The measures of the angles between the resultant and two applied forces are 65 degrees and 42 degrees. If the magnitude of the resultant is 24 pounds, find to the nearest pound the magnitude of the smaller force.

2. sketch a parallelogram with one angle = 107 degrees

the diagonal that connects the opposite congruent 107 degree angles is the resultant 24 lb force ... the sides of the parallelogram are the two summed force vectors.

work out the values of other angles using your parallel postulates from geometry, then use the law of sines to solve for the side lengths

I found a solution.
But there may be (there should be) a more elegant one.

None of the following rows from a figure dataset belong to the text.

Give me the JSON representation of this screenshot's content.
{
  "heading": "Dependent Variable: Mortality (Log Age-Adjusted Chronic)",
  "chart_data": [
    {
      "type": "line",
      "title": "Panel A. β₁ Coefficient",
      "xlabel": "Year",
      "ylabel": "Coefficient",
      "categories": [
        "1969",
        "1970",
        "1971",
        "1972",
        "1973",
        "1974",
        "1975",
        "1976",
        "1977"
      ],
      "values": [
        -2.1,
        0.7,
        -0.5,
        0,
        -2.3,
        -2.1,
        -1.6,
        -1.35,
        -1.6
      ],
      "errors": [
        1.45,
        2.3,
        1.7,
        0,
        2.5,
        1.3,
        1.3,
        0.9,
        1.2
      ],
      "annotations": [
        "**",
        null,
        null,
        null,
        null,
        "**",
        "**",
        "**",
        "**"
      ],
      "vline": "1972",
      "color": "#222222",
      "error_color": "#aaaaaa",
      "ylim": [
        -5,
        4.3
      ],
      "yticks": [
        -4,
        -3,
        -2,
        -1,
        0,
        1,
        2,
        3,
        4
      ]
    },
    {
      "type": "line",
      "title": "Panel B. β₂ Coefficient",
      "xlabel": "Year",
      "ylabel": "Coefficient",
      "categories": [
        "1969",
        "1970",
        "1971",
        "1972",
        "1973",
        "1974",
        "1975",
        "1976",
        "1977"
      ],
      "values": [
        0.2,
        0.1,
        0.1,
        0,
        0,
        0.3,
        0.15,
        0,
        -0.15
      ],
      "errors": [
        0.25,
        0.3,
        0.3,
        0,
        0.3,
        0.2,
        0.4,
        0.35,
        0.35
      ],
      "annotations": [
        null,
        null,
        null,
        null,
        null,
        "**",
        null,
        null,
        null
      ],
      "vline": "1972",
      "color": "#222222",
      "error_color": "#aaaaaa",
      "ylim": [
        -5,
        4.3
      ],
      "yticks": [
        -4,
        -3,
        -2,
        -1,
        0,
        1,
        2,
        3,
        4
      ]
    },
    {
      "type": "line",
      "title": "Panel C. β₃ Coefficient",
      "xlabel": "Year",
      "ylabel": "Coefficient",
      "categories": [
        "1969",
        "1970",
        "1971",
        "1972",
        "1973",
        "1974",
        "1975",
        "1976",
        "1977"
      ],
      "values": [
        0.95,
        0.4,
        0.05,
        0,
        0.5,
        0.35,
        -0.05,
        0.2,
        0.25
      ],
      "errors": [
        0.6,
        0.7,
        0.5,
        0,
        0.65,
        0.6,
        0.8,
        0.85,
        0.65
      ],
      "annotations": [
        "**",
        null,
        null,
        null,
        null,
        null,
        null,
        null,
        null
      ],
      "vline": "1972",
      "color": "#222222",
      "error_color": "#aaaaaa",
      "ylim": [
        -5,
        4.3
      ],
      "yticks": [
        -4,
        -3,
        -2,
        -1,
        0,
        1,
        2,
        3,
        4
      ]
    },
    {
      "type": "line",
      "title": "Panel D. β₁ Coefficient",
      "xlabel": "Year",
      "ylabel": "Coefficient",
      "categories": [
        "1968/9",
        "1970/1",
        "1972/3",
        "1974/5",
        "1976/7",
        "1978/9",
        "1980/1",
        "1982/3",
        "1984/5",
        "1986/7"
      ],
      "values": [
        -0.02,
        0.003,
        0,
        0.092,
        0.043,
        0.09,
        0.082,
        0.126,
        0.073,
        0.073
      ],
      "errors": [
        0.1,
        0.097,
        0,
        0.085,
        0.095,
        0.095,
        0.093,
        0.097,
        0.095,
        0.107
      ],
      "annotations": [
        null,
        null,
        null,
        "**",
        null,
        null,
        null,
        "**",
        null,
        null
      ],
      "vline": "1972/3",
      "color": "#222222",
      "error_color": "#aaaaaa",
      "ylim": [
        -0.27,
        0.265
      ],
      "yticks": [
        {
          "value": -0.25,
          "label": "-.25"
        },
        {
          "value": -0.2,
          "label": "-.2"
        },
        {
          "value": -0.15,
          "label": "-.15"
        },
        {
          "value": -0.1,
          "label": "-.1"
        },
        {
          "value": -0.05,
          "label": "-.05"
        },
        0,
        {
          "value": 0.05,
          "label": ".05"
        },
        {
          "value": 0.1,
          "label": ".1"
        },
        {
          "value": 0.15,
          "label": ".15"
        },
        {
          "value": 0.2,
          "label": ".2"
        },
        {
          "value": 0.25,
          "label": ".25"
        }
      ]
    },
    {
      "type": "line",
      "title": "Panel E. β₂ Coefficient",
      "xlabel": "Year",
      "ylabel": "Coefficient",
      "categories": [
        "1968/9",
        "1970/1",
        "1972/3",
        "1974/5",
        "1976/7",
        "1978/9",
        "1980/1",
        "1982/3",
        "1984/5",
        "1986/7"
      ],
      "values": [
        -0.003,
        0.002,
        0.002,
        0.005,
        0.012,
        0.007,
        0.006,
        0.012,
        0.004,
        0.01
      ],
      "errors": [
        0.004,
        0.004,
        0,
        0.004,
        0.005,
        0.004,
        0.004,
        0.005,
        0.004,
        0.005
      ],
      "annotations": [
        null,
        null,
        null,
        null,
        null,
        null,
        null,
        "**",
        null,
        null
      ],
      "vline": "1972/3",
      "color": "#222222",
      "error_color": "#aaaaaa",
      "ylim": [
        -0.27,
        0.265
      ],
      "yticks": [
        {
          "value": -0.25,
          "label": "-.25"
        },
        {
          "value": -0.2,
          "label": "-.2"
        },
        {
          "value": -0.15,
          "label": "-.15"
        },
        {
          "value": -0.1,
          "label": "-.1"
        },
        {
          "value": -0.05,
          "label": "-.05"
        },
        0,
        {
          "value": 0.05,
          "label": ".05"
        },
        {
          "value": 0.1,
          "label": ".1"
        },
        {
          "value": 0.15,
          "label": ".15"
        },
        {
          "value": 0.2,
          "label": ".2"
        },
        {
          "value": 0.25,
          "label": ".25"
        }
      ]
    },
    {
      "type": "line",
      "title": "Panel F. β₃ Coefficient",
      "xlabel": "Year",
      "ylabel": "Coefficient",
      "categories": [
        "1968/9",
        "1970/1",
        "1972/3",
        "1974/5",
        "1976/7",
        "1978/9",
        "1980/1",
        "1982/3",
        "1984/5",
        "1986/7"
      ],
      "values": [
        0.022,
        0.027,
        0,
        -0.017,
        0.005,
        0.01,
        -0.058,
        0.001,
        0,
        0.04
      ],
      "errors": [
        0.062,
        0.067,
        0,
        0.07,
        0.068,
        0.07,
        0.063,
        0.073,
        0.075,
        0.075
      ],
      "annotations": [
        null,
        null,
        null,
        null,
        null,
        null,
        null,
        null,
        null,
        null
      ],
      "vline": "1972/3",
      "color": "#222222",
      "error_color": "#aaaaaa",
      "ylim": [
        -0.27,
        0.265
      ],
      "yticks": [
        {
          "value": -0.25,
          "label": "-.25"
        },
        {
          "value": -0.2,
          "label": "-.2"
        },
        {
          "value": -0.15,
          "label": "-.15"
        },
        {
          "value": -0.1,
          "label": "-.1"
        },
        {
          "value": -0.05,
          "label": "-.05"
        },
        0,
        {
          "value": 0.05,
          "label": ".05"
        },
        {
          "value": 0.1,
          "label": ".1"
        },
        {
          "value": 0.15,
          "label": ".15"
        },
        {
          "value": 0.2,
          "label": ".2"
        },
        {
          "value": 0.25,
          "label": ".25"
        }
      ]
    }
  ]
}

The measures of the angles between the resultant
. . and two applied forces are 65° and 42°.
If the magnitude of the resultant is 24 pounds,
. . find to the nearest pound the magnitude of the smaller force.
Code:
      R                       S
*                       *
|*                    * |*
| *                 *   | *
|  * b         24 *     |  *
|   *           *       |   *
|    *        *         |    *
|     * 65° *           |     *
|      *  * 42°         |      *
* - - - * - - - - - - - * - - - *
P           a           Q

The two vectors are: . $\begin{array}{ccccc}\vec u &=& \overrightarrow{PQ} &=& \langle a,\:0\rangle\qquad\qquad \\ \vec v &=& \overrightarrow{PR} &=& \langle b\cos107^o,b\sin107^o\rangle \end{array}$

. . .The resultant is: . $\vec w \;=\;\overrightarrow{PS} \;=\;\langle24\cos42^o, 24\sin42^o\rangle$

We have: . $\vec u + \vec v \:=\:\vec w \quad\Rightarrow\quad \langle a,0\rangle + \langle b\cos107^o,b\sin107^o\rangle \:=\:\langle24\cos42^o, 24\sin42^o\rangle$

Hence: . $\begin{array}{ccc}a + b\cos107^o &=& 24\cos42^o \\ b\sin107^o &=& 24\sin42^o \end{array}$

Solve the system for $a$ and $b$ and see which is smaller.